The review of the R&D Tax Incentive has found the program falls short of meeting its stated objective of ‘additionality’ and ‘spillovers’, recommending a series of changes including the introduction of a premium designed to address Australia's poor record on collaboration and commercialisation.
The review was commissioned in early 2015 by former treasurer Joe Hockey. Late last year it was re-announced as part of the Turnbull government's National Innovation and Science Agenda.
The Review was conducted by Mr Bill Ferris AC, Chair of Innovation Science Australia, Dr Alan Finkel AO FTSE, Chief Scientist of Australia, and Mr John Fraser, Secretary to the Treasury.
The R&D Tax Incentive is one of the most popular and highly regarded policy programs supporting innovation. Almost 14,000 entities invest $20 billion annually in R&D, claiming around $3 billion every year under the program.
The Review report was released within days of the Turnbull government securing parliamentary support for a $600 million cut in claims under the popular program.
According to the Review report, "...the programme falls short of meeting its stated objectives of additionality and spillovers. There are a number of areas where improvements could be sought in order to improve the effectiveness and integrity of the programme and achieve a stronger focus on additionality."
Amongst six recommendations, the panel suggests tightening the program definition of R&D as a way to ensure spending is directed towards 'spillover' and 'additionality'.
A key recommendation is the proposed introduction of a 20 per cent collaboration premium. It says the premium should be directed towards creating an incentive for organisations engaged in R&D to employ science, technology, engineering and mathematics (STEM) PhD graduates, pointing to Australia's poor international performance on this issue.
Innovation minister Greg Hunt said the recommendation was about supporting collaboration that would help address the fact Australia's excellent performance in generating ideas is not backed by its ability to commercialise them.
The panel also recommends a $2 million annual cap on cash claims under the program, with the remaining share treated as a non-refundable tax offset carried forward for use against future taxable income. The cash based refundable tax offset is the fastest growing component of spending under the program.
According to the panel, the change would help ensure the program's financial sustainability while not impacting start-ups and small-to-medium enterprises.
In a move designed to encourage investment by large organisations, the panel recommends the introduction of an intensity threshold.
"With such a requirement, only companies directing a specified percentage of their total business expenses to R&D would begin to receive the non-refundable tax offset. This reflects that firstly, the literature suggests that spillovers are more likely to flow from R&D in large companies that exhibit higher R&D intensities and secondly, at least such a level of expenditure would be expected as business as usual in a truly innovative company," it says.
Complementing this recommendation, the panel proposes doubling the $100 million expenditure threshold introduced last year - a change that has led some large companies to publicly anticipate moving R&D offshore.

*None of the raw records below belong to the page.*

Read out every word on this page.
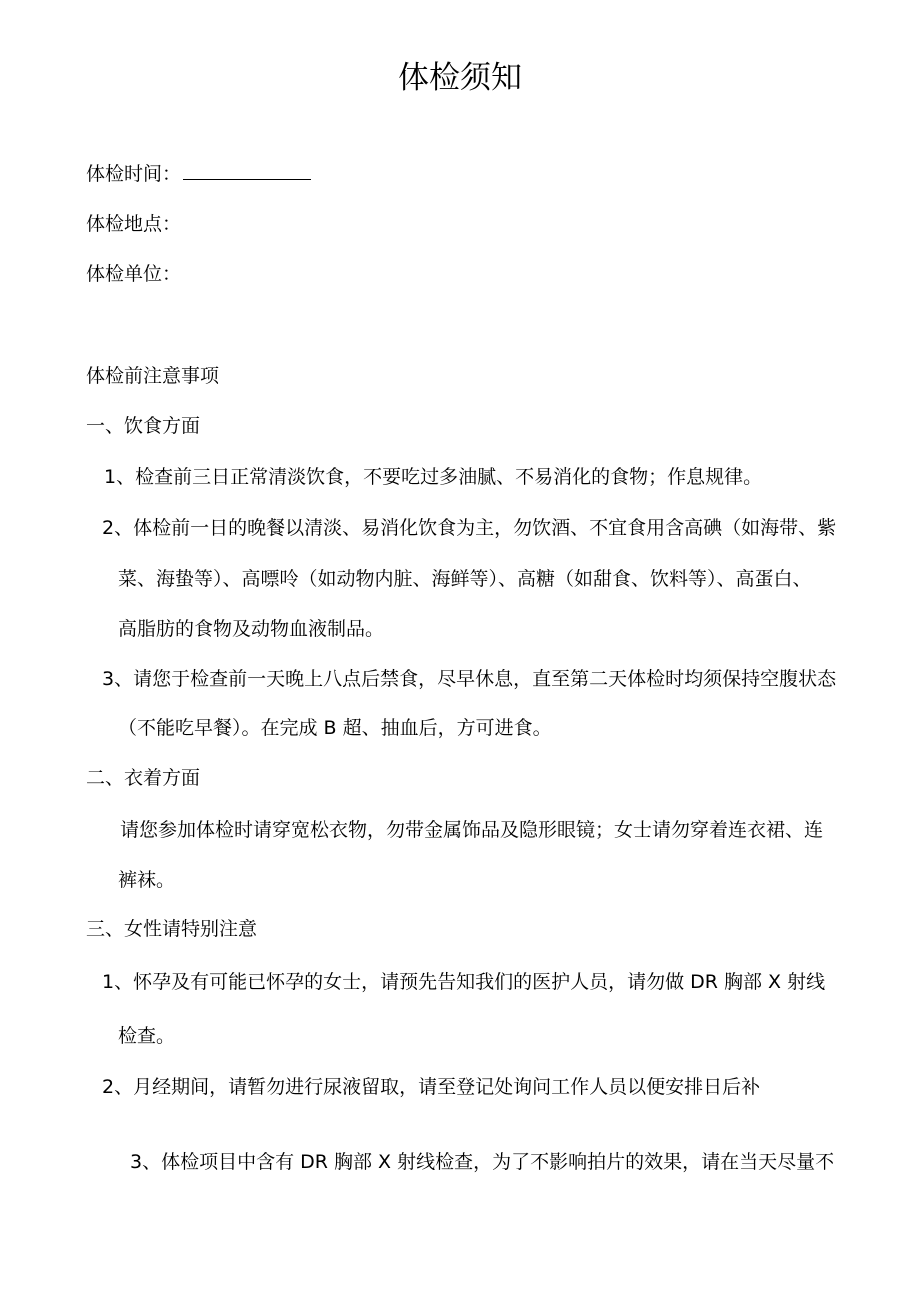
体检须知
体检时间：
体检地点：
体检单位：
体检前注意事项
一、饮食方面
1、检查前三日正常清淡饮食，不要吃过多油腻、不易消化的食物；作息规律。
2、体检前一日的晚餐以清淡、易消化饮食为主，勿饮酒、不宜食用含高碘（如海带、紫
菜、海蛰等）、高嘌呤（如动物内脏、海鲜等）、高糖（如甜食、饮料等）、高蛋白、
高脂肪的食物及动物血液制品。
3、请您于检查前一天晚上八点后禁食，尽早休息，直至第二天体检时均须保持空腹状态
（不能吃早餐）。在完成 B 超、抽血后，方可进食。
二、衣着方面
请您参加体检时请穿宽松衣物，勿带金属饰品及隐形眼镜；女士请勿穿着连衣裙、连
裤袜。
三、女性请特别注意
1、怀孕及有可能已怀孕的女士，请预先告知我们的医护人员，请勿做 DR 胸部 X 射线
检查。
2、月经期间，请暂勿进行尿液留取，请至登记处询问工作人员以便安排日后补
3、体检项目中含有 DR 胸部 X 射线检查，为了不影响拍片的效果，请在当天尽量不
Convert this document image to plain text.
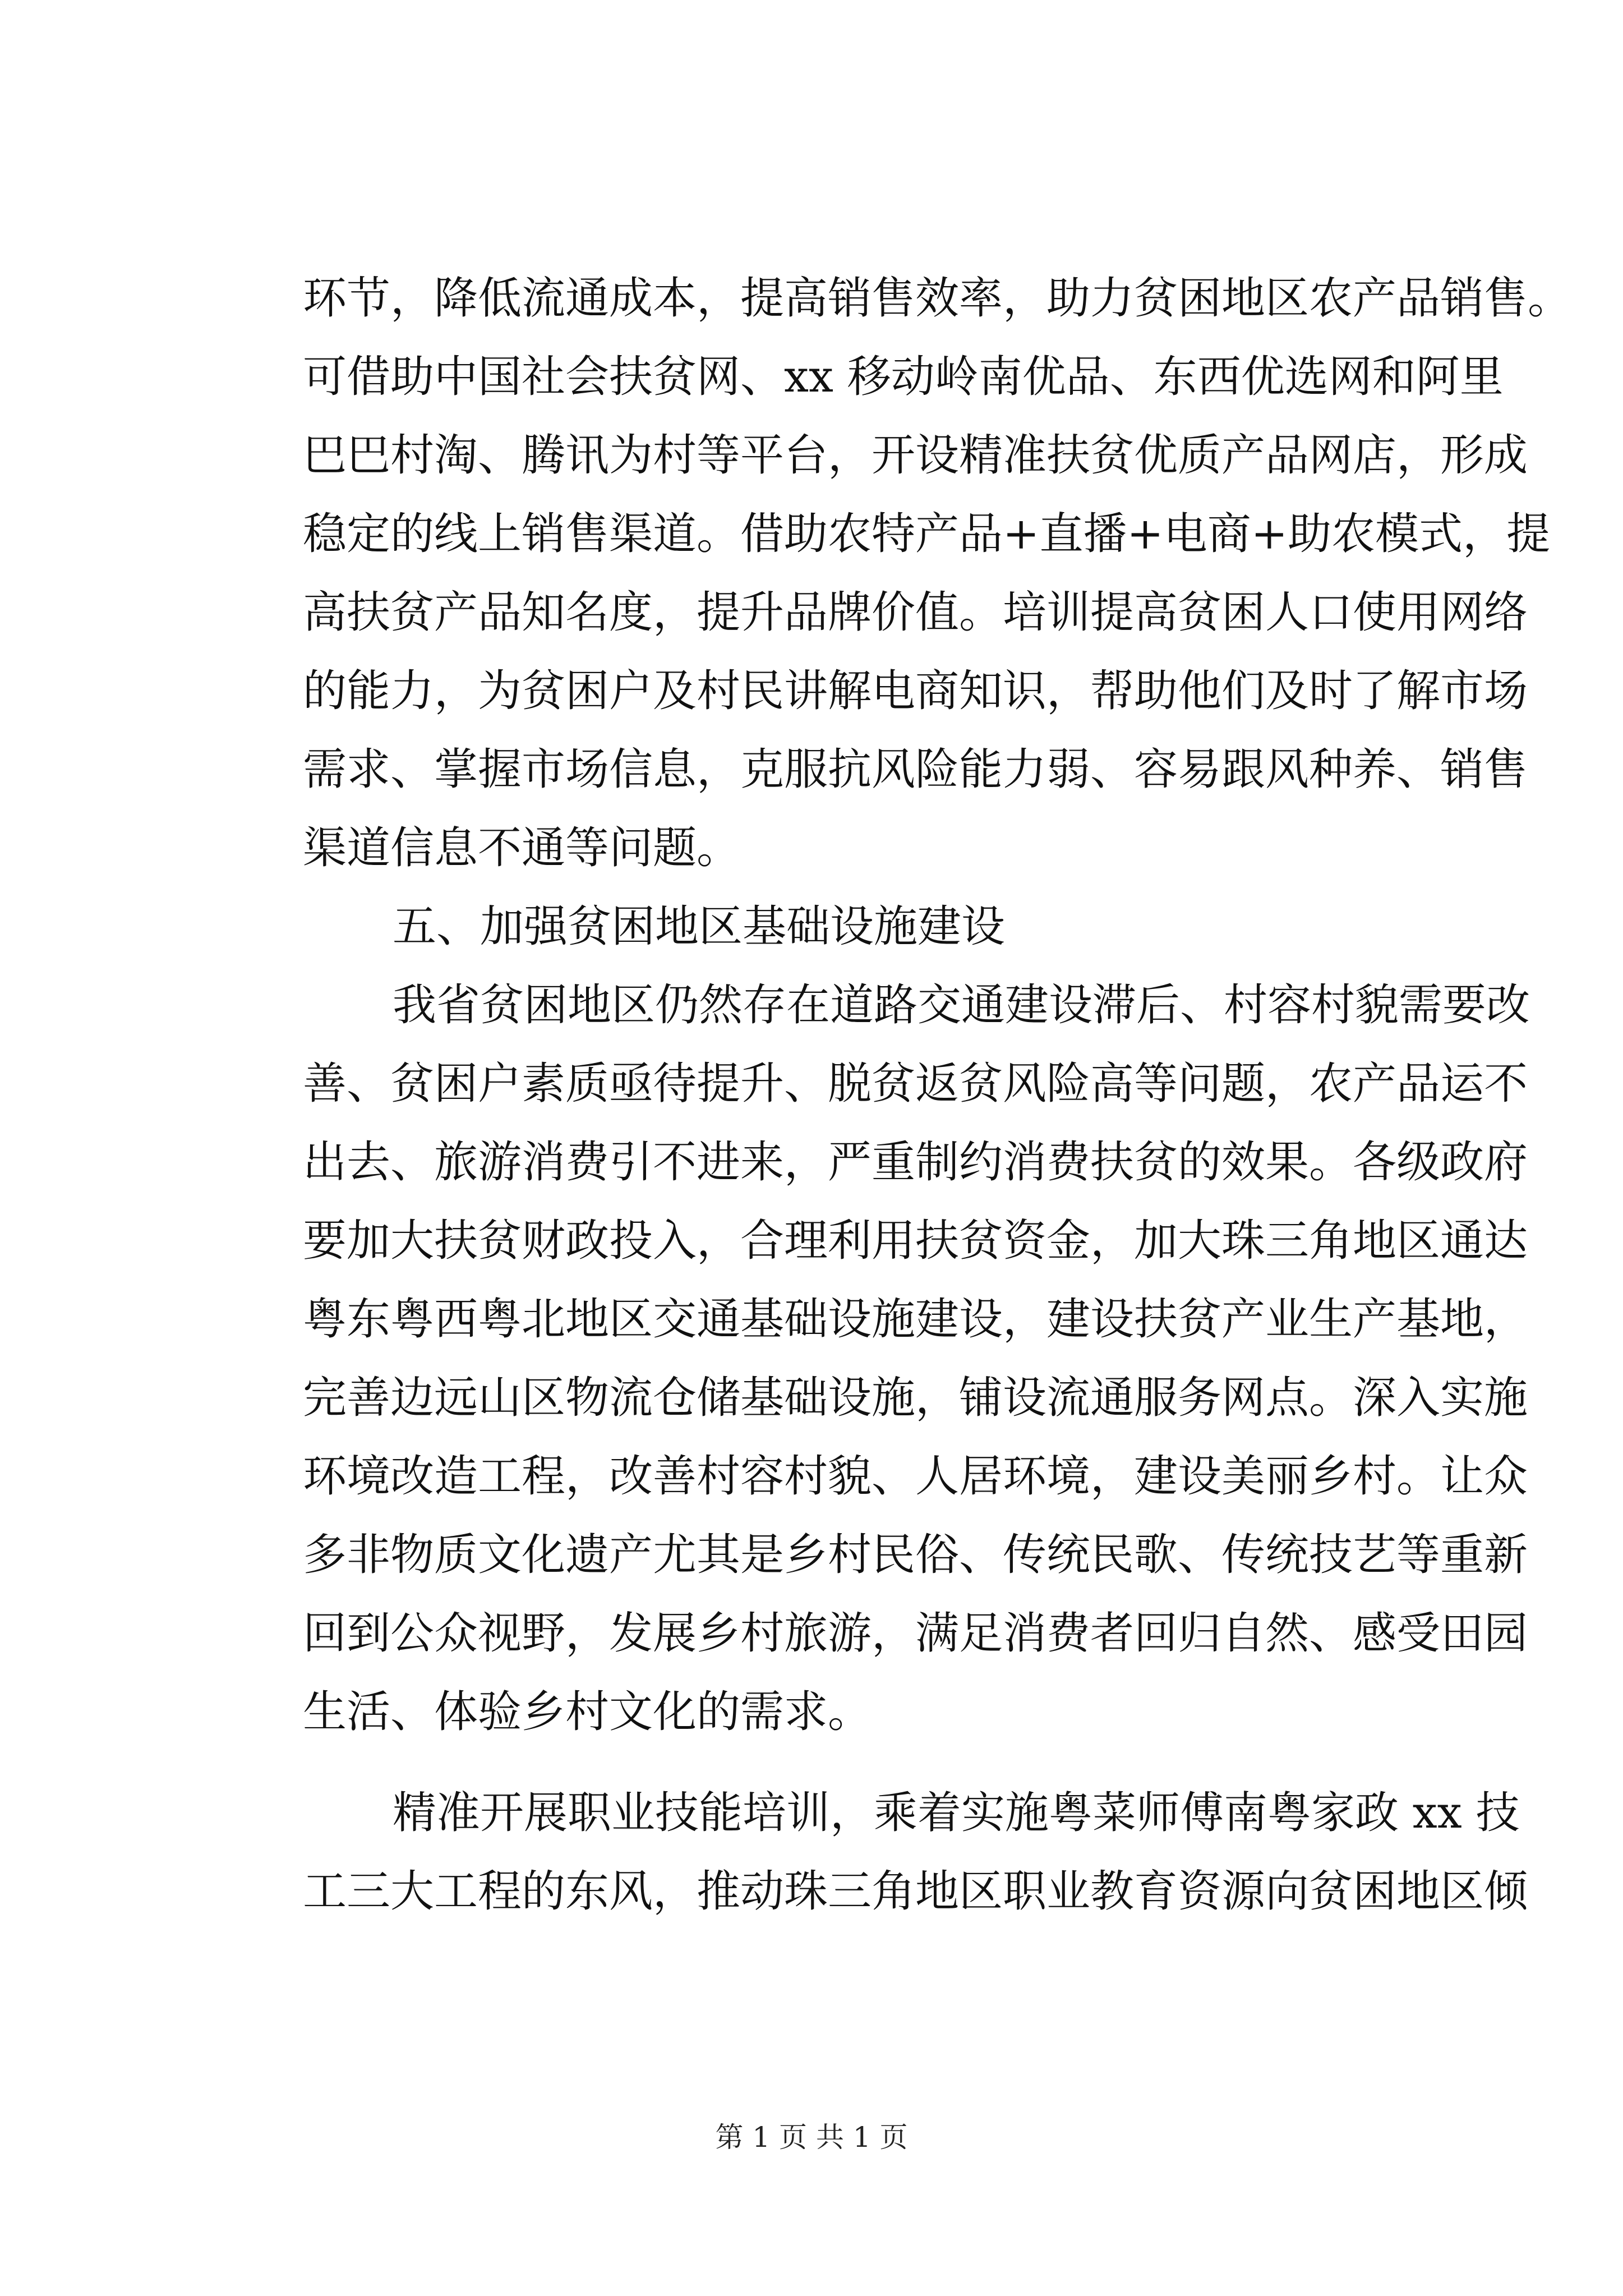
环节，降低流通成本，提高销售效率，助力贫困地区农产品销售。
可借助中国社会扶贫网、xx 移动岭南优品、东西优选网和阿里
巴巴村淘、腾讯为村等平台，开设精准扶贫优质产品网店，形成
稳定的线上销售渠道。借助农特产品+直播+电商+助农模式，提
高扶贫产品知名度，提升品牌价值。培训提高贫困人口使用网络
的能力，为贫困户及村民讲解电商知识，帮助他们及时了解市场
需求、掌握市场信息，克服抗风险能力弱、容易跟风种养、销售
渠道信息不通等问题。
五、加强贫困地区基础设施建设
我省贫困地区仍然存在道路交通建设滞后、村容村貌需要改
善、贫困户素质亟待提升、脱贫返贫风险高等问题，农产品运不
出去、旅游消费引不进来，严重制约消费扶贫的效果。各级政府
要加大扶贫财政投入，合理利用扶贫资金，加大珠三角地区通达
粤东粤西粤北地区交通基础设施建设，建设扶贫产业生产基地，
完善边远山区物流仓储基础设施，铺设流通服务网点。深入实施
环境改造工程，改善村容村貌、人居环境，建设美丽乡村。让众
多非物质文化遗产尤其是乡村民俗、传统民歌、传统技艺等重新
回到公众视野，发展乡村旅游，满足消费者回归自然、感受田园
生活、体验乡村文化的需求。
精准开展职业技能培训，乘着实施粤菜师傅南粤家政 xx 技
工三大工程的东风，推动珠三角地区职业教育资源向贫困地区倾
第 1 页 共 1 页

"The expenditure threshold has effectively locked-in a maximum annual $10 million tax benefit to around 25 large and very large companies that undertake more than $100 million in R&D, removing their incentive to undertake additional R&D in Australia. An intensity threshold would remove or substantially reduce the business as usual claims of some large and very large companies, while increasing the expenditure threshold would make the full benefits of the Incentive available for additional R&D by the remaining (R&D-intensive) companies," it says.
Other recommendations focus on improving administration of the program and reducing the cost of compliance for organisations.
A public consultation process is now underway that will run until 28 October.